Reporters on the Job

NOT-SO-SECRET PROTEST: "Be in front of Auch railway station at 14.00 on Tuesday." The bald text of an unsigned fax was all the Monitor's Peter Ford had to go on when he set off on a six-hour train journey from Paris in search of clandestine anti-biotech protesters who were planning to destroy a plot of genetically modified corn (page 1). But it wasn't hard to find his quarry, Peter says. "Nobody was trying to hide anything. There was a crowd of people in anti-GMO T-shirts at the station cafe, all loudly discussing what they were going to do. I think they rather wanted the police to find them - a prosecution and a trial would be more publicity for their campaign."

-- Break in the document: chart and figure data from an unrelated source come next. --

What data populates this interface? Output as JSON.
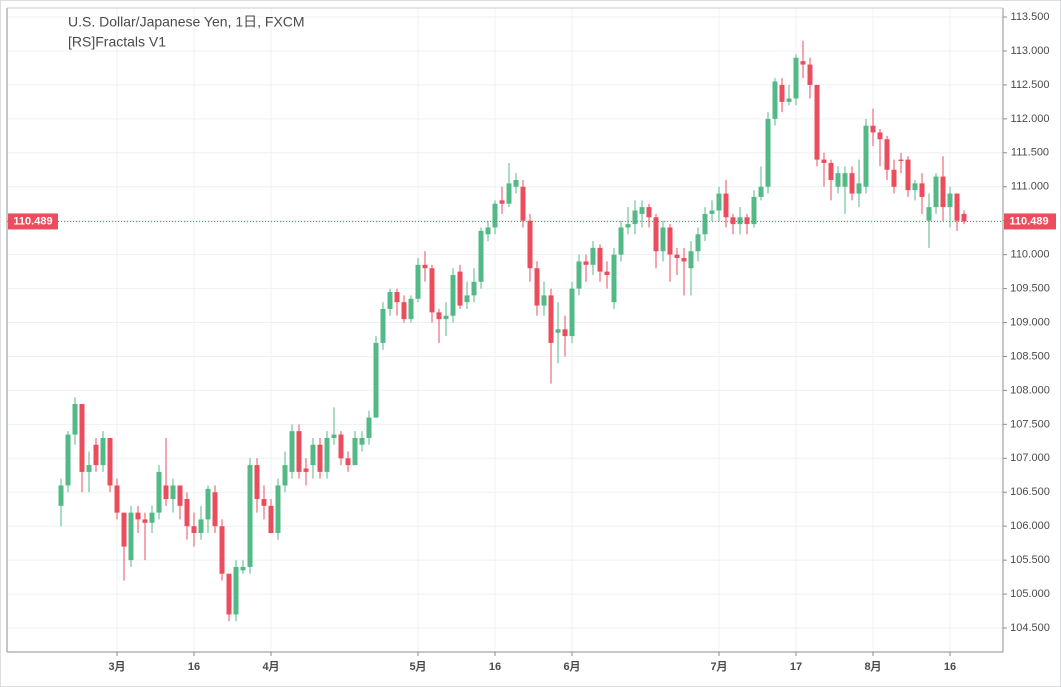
{
  "chart_data": {
    "type": "candlestick",
    "title": "U.S. Dollar/Japanese Yen, 1日, FXCM",
    "subtitle": "[RS]Fractals V1",
    "categories": [
      null,
      null,
      null,
      null,
      null,
      null,
      null,
      null,
      "3月",
      null,
      null,
      null,
      null,
      null,
      null,
      null,
      null,
      null,
      null,
      "16",
      null,
      null,
      null,
      null,
      null,
      null,
      null,
      null,
      null,
      null,
      "4月",
      null,
      null,
      null,
      null,
      null,
      null,
      null,
      null,
      null,
      null,
      null,
      null,
      null,
      null,
      null,
      null,
      null,
      null,
      null,
      null,
      "5月",
      null,
      null,
      null,
      null,
      null,
      null,
      null,
      null,
      null,
      null,
      "16",
      null,
      null,
      null,
      null,
      null,
      null,
      null,
      null,
      null,
      null,
      "6月",
      null,
      null,
      null,
      null,
      null,
      null,
      null,
      null,
      null,
      null,
      null,
      null,
      null,
      null,
      null,
      null,
      null,
      null,
      null,
      null,
      "7月",
      null,
      null,
      null,
      null,
      null,
      null,
      null,
      null,
      null,
      null,
      "17",
      null,
      null,
      null,
      null,
      null,
      null,
      null,
      null,
      null,
      null,
      "8月",
      null,
      null,
      null,
      null,
      null,
      null,
      null,
      null,
      null,
      null,
      "16",
      null,
      null
    ],
    "open": [
      106.3,
      106.6,
      107.35,
      107.8,
      106.8,
      107.2,
      106.9,
      107.3,
      106.6,
      106.2,
      105.5,
      106.2,
      106.1,
      106.05,
      106.2,
      106.6,
      106.4,
      106.6,
      106.4,
      106.0,
      105.9,
      106.1,
      106.5,
      106.0,
      105.3,
      104.7,
      105.35,
      105.4,
      106.9,
      106.4,
      106.3,
      105.9,
      106.6,
      106.8,
      107.4,
      106.85,
      106.9,
      107.2,
      106.8,
      107.3,
      107.35,
      107.0,
      106.9,
      107.2,
      107.3,
      107.6,
      108.7,
      109.2,
      109.45,
      109.3,
      109.05,
      109.35,
      109.85,
      109.8,
      109.15,
      109.05,
      109.1,
      109.75,
      109.3,
      109.4,
      109.6,
      110.3,
      110.4,
      110.8,
      110.75,
      111.0,
      111.0,
      110.5,
      109.8,
      109.25,
      109.4,
      108.85,
      108.9,
      108.8,
      109.5,
      109.9,
      109.85,
      110.1,
      109.75,
      109.3,
      110.0,
      110.4,
      110.45,
      110.6,
      110.7,
      110.55,
      110.05,
      110.4,
      110.0,
      109.95,
      109.8,
      110.05,
      110.3,
      110.6,
      110.65,
      110.9,
      110.55,
      110.45,
      110.55,
      110.45,
      110.85,
      111.0,
      112.0,
      112.5,
      112.25,
      112.3,
      112.85,
      112.8,
      112.5,
      111.4,
      111.35,
      111.0,
      111.0,
      111.2,
      110.9,
      111.0,
      111.9,
      111.8,
      111.7,
      111.25,
      111.4,
      111.4,
      110.95,
      111.05,
      110.5,
      110.7,
      111.15,
      110.7,
      110.9,
      110.6
    ],
    "high": [
      106.7,
      107.4,
      107.9,
      107.8,
      107.1,
      107.3,
      107.4,
      107.3,
      106.7,
      106.2,
      106.3,
      106.3,
      106.2,
      106.3,
      106.9,
      107.3,
      106.7,
      106.6,
      106.5,
      106.2,
      106.3,
      106.6,
      106.6,
      106.1,
      105.3,
      105.5,
      105.5,
      107.0,
      107.0,
      106.6,
      106.4,
      106.7,
      107.1,
      107.5,
      107.5,
      107.0,
      107.3,
      107.3,
      107.4,
      107.75,
      107.4,
      107.1,
      107.4,
      107.4,
      107.7,
      108.8,
      109.3,
      109.5,
      109.5,
      109.4,
      109.4,
      109.95,
      110.05,
      109.85,
      109.2,
      109.3,
      109.8,
      109.85,
      109.6,
      109.8,
      110.4,
      110.5,
      110.8,
      111.0,
      111.35,
      111.2,
      111.1,
      110.6,
      109.9,
      109.6,
      109.5,
      109.3,
      109.1,
      109.6,
      110.0,
      110.0,
      110.2,
      110.15,
      109.9,
      110.1,
      110.5,
      110.7,
      110.8,
      110.8,
      110.75,
      110.6,
      110.5,
      110.45,
      110.1,
      110.1,
      110.2,
      110.4,
      110.7,
      110.8,
      111.0,
      111.1,
      110.6,
      110.7,
      110.6,
      110.95,
      111.3,
      112.1,
      112.6,
      112.6,
      112.5,
      112.95,
      113.15,
      112.9,
      112.5,
      111.5,
      111.4,
      111.3,
      111.3,
      111.3,
      111.4,
      112.0,
      112.15,
      111.85,
      111.75,
      111.4,
      111.5,
      111.45,
      111.1,
      111.2,
      110.9,
      111.2,
      111.45,
      111.0,
      110.9,
      110.65
    ],
    "low": [
      106.0,
      106.5,
      107.2,
      106.5,
      106.5,
      106.8,
      106.8,
      106.5,
      106.1,
      105.2,
      105.4,
      105.9,
      105.5,
      105.9,
      106.1,
      106.3,
      106.2,
      106.1,
      105.8,
      105.7,
      105.8,
      105.9,
      105.9,
      105.2,
      104.6,
      104.6,
      105.3,
      105.3,
      106.2,
      106.1,
      105.9,
      105.8,
      106.5,
      106.7,
      106.7,
      106.6,
      106.7,
      106.7,
      106.7,
      107.2,
      106.9,
      106.8,
      106.9,
      107.1,
      107.2,
      107.6,
      108.6,
      109.1,
      109.1,
      109.0,
      109.0,
      109.3,
      109.6,
      109.0,
      108.7,
      108.8,
      109.0,
      109.2,
      109.2,
      109.3,
      109.5,
      110.2,
      110.3,
      110.6,
      110.7,
      110.9,
      110.4,
      109.6,
      109.1,
      109.1,
      108.1,
      108.4,
      108.5,
      108.7,
      109.4,
      109.6,
      109.7,
      109.6,
      109.5,
      109.2,
      109.9,
      110.3,
      110.3,
      110.4,
      110.4,
      109.8,
      109.9,
      109.6,
      109.7,
      109.4,
      109.4,
      109.9,
      110.2,
      110.5,
      110.5,
      110.4,
      110.3,
      110.3,
      110.3,
      110.4,
      110.8,
      110.9,
      111.9,
      112.1,
      112.2,
      112.2,
      112.6,
      112.3,
      111.3,
      111.0,
      110.8,
      110.9,
      110.6,
      110.8,
      110.7,
      110.9,
      111.6,
      111.3,
      111.1,
      110.9,
      111.2,
      110.85,
      110.8,
      110.6,
      110.1,
      110.6,
      110.5,
      110.4,
      110.35,
      110.45
    ],
    "close": [
      106.6,
      107.35,
      107.8,
      106.8,
      106.9,
      106.9,
      107.3,
      106.6,
      106.2,
      105.7,
      106.2,
      106.1,
      106.05,
      106.2,
      106.8,
      106.4,
      106.6,
      106.3,
      106.0,
      105.9,
      106.1,
      106.55,
      106.0,
      105.3,
      104.7,
      105.4,
      105.4,
      106.9,
      106.4,
      106.3,
      105.9,
      106.6,
      106.9,
      107.4,
      106.8,
      106.8,
      107.2,
      106.8,
      107.3,
      107.35,
      107.0,
      106.9,
      107.3,
      107.3,
      107.6,
      108.7,
      109.2,
      109.45,
      109.3,
      109.05,
      109.35,
      109.85,
      109.8,
      109.15,
      109.05,
      109.1,
      109.7,
      109.25,
      109.4,
      109.6,
      110.35,
      110.4,
      110.75,
      110.75,
      111.05,
      111.1,
      110.5,
      109.8,
      109.25,
      109.4,
      108.7,
      108.9,
      108.8,
      109.5,
      109.9,
      109.85,
      110.1,
      109.75,
      109.7,
      110.0,
      110.4,
      110.45,
      110.65,
      110.7,
      110.55,
      110.05,
      110.4,
      110.0,
      109.95,
      109.9,
      110.05,
      110.3,
      110.6,
      110.65,
      110.9,
      110.55,
      110.45,
      110.55,
      110.45,
      110.85,
      111.0,
      112.0,
      112.55,
      112.25,
      112.3,
      112.9,
      112.8,
      112.5,
      111.4,
      111.35,
      111.1,
      111.2,
      111.2,
      110.9,
      111.05,
      111.9,
      111.8,
      111.7,
      111.25,
      111.0,
      111.38,
      110.95,
      111.05,
      110.85,
      110.7,
      111.15,
      110.7,
      110.9,
      110.5,
      110.489
    ],
    "up_color": "#53b987",
    "down_color": "#eb4d5c",
    "ylim": [
      104.147,
      113.633
    ],
    "yticks": [
      {
        "value": 104.5,
        "label": "104.500"
      },
      {
        "value": 105,
        "label": "105.000"
      },
      {
        "value": 105.5,
        "label": "105.500"
      },
      {
        "value": 106,
        "label": "106.000"
      },
      {
        "value": 106.5,
        "label": "106.500"
      },
      {
        "value": 107,
        "label": "107.000"
      },
      {
        "value": 107.5,
        "label": "107.500"
      },
      {
        "value": 108,
        "label": "108.000"
      },
      {
        "value": 108.5,
        "label": "108.500"
      },
      {
        "value": 109,
        "label": "109.000"
      },
      {
        "value": 109.5,
        "label": "109.500"
      },
      {
        "value": 110,
        "label": "110.000"
      },
      {
        "value": 110.5,
        "label": "110.500"
      },
      {
        "value": 111,
        "label": "111.000"
      },
      {
        "value": 111.5,
        "label": "111.500"
      },
      {
        "value": 112,
        "label": "112.000"
      },
      {
        "value": 112.5,
        "label": "112.500"
      },
      {
        "value": 113,
        "label": "113.000"
      },
      {
        "value": 113.5,
        "label": "113.500"
      }
    ],
    "grid": true,
    "last_price": 110.489,
    "last_price_color": "#eb4d5c"
  }
}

RACISM AND WICKETS: The UN conference on racism starts today in Durban, South Africa (page 7), but reporter Nicole Itano got a preview yesterday. She attended the "side conference" held on a cricket field. It was attended by nongovernmental organizations (NGOs) that weren't participating in the UN meeting. "It looked like a UN gathering - with an edge. There were American hippies, folks in full African garb, or yarmulkes, or burqas. There were also some scuffles at the youth conference over the question of 'Is Zionism racist?' and that's the most volatile issue. But there was also debate about India's caste system, slavery reparations, the US bombing range in Puerto Rico, and a range of human rights issues." Any other observations? "Well, yes. A cricket oval is a lot bigger than a baseball field - at least Fenway Park."

Follow-up on a Monitor story

GURKHA PENSIONS: A British member of Parliament demanded parity yesterday for retired British Army Gurkhas in Nepal. As reported May 15, the pay of Nepalese Gurkhas is linked to rates in the Indian Army rather than the British Army - meaning the Gurkhas receive much less than their British counterparts.